On convoque la notion de « famille politique » quand on veut lancer un appel à l’unité ou suggérer que cette unité existe par-delà les désaccords. C’est le vocabulaire du sang et du cœur. Ainsi, rompre avec sa « famille » serait une véritable trahison : le mot condamne par avance les défections et les aventures personnelles. Famille sonne alors comme « mafia », avec une idée d’allégeance obligée.

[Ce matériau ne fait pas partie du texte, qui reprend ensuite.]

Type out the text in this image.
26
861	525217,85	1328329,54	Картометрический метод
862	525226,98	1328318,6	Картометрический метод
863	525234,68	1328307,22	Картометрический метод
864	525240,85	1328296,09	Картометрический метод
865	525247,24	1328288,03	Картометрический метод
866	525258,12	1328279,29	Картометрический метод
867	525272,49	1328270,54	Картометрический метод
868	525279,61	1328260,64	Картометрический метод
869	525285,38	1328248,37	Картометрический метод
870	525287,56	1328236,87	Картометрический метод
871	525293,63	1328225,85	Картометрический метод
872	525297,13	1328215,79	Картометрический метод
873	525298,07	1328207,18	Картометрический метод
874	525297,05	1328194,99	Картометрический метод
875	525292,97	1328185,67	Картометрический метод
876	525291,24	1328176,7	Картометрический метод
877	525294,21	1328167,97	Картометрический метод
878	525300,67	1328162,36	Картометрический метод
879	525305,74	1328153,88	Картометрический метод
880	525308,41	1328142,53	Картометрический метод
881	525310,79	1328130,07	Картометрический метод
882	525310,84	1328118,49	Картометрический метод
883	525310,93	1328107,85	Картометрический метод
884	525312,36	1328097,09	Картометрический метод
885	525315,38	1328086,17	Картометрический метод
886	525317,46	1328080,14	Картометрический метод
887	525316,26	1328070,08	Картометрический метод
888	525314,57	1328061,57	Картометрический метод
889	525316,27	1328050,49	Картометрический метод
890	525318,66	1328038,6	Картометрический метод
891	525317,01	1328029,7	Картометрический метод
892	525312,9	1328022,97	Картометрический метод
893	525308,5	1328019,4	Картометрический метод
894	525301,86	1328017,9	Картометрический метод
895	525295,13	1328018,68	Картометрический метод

Et tant que chacun entend demeurer au sein de la famille alors que tout le monde se bouffe le nez, on dit : nous sommes une famille, il est normal d’avoir des divergences au sein d’une famille.

Oui mais.

Nous ne sommes plus au temps des Romains, où l’on mêlait allègrement filiation et politique: au temps où Claudius, de famille noble, demandait à un roturier de l’adopter afin d’obtenir le droit de se faire élire tribun de la plèbe (et se rebaptisait Clodius pour faire plus peuple) ; au temps où Octave qui se proclamait « fils du divin », était en réalité le fils de la nièce de Jules César, son grand-oncle donc, qui l’avait adopté. Dans l’élite républicaine de la Rome antique, il n’y avait de famille que politique. La famille politique devenait la famille.

Laissant de côté le cas spécifique de la transmission dynastique du pouvoir royal, on peut constater, dans notre propre système républicain, une situation qui est exactement l’inverse de la pratique romaine : le problème des Le Pen et, par extension du FN, réside précisément dans cette imbrication du biologique et du politique, qui transforme toute divergence idéologique en enjeu affectif. La famille devient la famille politique…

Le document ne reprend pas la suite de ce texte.